Today, the ECB decided to lower the MRO, marginal lending facility and deposit facility rates by 25bp to 0.75%, 1.50% and zero.

When trying to evaluate the possible results of today’s decision, one should bear in mind that the European banking system (and money market) is segmented. One part consists of core banks (German, Dutch) with large amounts of excess liquidity in the deposit facility while the other includes periphery banks with low levels of liquidity which sometimes have to use special refinancing facilities such as the ELA in order to cover settlement of (mainly inter-European) transactions. The flow of funds is not uni-directional but only flows from the periphery (bond maturities, deposit outflows, capital flight) to the core.

As a result, in general the periphery bears the cost of borrowing funds (at the ECB MRO rate since it does not really have access to the money markets), while the core uses the deposit facility to earn a risk-free return and/or invests funds in low-risk collateralized repo transactions. With that in mind, today’s MRO rate cut can only be positive since it will lower the cost of funds for (troubled) periphery banks, either through regular refinancing operations or ELA.

On the other hand, the elimination of the deposit rate marks the loss of strict control over the money market rates by the ECB (which started with the introduction of  the 3Y-LTROs). Ever since the 3Y-LTROs, excess liquidity pushed repo rates to extremely low levels of a few bp. Now, rates are only limited by the zero bound. Moreover, arbitrage opportunities between the deposit facility and the repo are now over, lowering the incentive for market making by large banks which helped the non bank money market participants (who did not have access to the deposit facility). Banks could bid for funds and deposit them at the ECB earning a spread and increasing the money market turnover, price discovery and maintaining low bid-offer spreads.

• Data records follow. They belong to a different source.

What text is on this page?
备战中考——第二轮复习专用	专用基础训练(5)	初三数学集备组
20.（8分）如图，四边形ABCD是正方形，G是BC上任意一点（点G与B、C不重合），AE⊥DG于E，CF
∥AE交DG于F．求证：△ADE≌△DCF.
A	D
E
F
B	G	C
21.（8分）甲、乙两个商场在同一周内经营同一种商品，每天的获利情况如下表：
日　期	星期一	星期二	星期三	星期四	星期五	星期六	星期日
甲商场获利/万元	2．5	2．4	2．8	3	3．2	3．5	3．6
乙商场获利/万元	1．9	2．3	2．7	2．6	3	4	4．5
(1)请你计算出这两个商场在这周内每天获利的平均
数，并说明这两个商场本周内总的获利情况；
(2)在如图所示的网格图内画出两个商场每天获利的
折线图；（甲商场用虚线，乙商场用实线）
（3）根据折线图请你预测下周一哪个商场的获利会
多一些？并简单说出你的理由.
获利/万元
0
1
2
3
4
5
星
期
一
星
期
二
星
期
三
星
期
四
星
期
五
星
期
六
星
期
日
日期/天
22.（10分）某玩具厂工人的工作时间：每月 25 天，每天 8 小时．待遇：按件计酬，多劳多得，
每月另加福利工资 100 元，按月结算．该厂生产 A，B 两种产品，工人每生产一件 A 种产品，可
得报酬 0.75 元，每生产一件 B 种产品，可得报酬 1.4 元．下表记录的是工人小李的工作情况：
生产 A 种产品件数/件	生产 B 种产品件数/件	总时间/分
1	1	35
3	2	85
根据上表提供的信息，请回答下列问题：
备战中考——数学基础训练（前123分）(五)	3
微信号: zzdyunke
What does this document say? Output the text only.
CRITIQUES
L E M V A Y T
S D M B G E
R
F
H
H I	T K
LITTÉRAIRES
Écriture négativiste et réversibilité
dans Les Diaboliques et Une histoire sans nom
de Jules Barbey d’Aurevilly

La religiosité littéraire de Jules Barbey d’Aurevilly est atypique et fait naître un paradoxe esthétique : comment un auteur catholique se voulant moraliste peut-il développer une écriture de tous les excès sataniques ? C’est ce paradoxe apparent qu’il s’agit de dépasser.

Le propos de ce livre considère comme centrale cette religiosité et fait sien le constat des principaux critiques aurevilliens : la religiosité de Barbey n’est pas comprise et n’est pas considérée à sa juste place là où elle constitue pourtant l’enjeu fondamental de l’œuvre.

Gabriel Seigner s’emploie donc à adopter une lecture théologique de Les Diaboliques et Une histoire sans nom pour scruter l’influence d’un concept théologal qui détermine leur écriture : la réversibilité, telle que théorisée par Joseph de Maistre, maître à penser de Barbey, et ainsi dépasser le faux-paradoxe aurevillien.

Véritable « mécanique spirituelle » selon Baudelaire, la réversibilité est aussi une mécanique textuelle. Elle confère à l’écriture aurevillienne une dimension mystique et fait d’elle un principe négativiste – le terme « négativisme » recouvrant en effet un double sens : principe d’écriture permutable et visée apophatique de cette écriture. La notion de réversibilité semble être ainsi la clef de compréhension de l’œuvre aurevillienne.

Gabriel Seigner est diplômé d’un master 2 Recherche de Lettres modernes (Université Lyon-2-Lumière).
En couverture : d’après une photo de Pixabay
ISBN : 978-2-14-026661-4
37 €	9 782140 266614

Now, the only risk-free return offered by the ECB is the weekly SMP term deposits, which will surely see new lows in rates and large offered amounts. Compared to a deposit facility of €800bn, term deposits of €210bn are rather small and auctions will become ‘crowded’.

Current (5/7) annual eurepo rates are 0.07% (offer rates are reported). In other words, a repo of 1 million Euros will only provide a return of 700€. Assuming a bid-offer spread of just 1bp, the return of market making will be only 100€ (on €1mn) and probably not even cover transaction costs, especially since most trades are for very short tenors. A market participant facing such low returns for large trades will only be rational to demand collateral of the highest quality possible. These numbers point to a strong decrease in market turnover with the European market ‘turning Japanese’. Given the high risks involved in the European money market, the most possible scenario is that participants will opt for principal conservation and only look for very low risk assets, pushing their yields even to negative territory (something that has happened with short-term German paper).

Financial institutions other than banks are almost as large as the banking sector in the Euro area:

These investors had the alternative of investing in the (secured/unsecured) interbank market for short tenors. A pension fund (and other investors) could loan available funds in the repo market for one month (in return for high quality securities), rollover the loan for 3 months (to the same or other counterparty) and earn an annualized rate of over 0.12%, which was much higher than rates on German 3-month T-Bills:

Now such trades are not available. Coupled with the fact that new securitisation issuance in the Euro area is limited (the 3Y-LTROs were mainly provided in order to allow previous securities to mature since new issuance was not possible), as well as the supply of safe assets, most short-term safe assets will see their yield turning negative very quickly.

Also, given the fact that the Fed pays 0.25% on USD bank reserves, banks with access to both deposit facilities should prefer USD in terms of risk-free returns.

The ECB probably expects more risk taking from its move today. In my view the result will be a decline of trading in the interbank market, negative yields and lack of profitable low risk trades. Providing the banking system with zero low risk returns is not a recipe for risk taking but rather for making the market smaller and less efficient.

In a sense, cash and bank reserves (at least those kept in the deposit facility) now have the same zero rate of return. They only differ in transaction and storage costs. I don’t see how making banks indifferent between holding cash or bank reserves (with the first basically only capable of settling small transactions with the public) is a monetary easing action.

Update 6/7: And here’s today’s eurepo rate curve. Rates for tenors longer than 2 months are under 2bp (although that is a product of averaging, actual rates are quoted in two decimal places). So the bid-offer spreads should be around 1bp with returns of 100€ for a €1mn trade. A number of participants are now actually quoting negative rates.

Eonia swap rates have also dropped significantly, while euro money market mutual funds have started denying new cash and short-term German T-Bills are dropping to strong negative yields.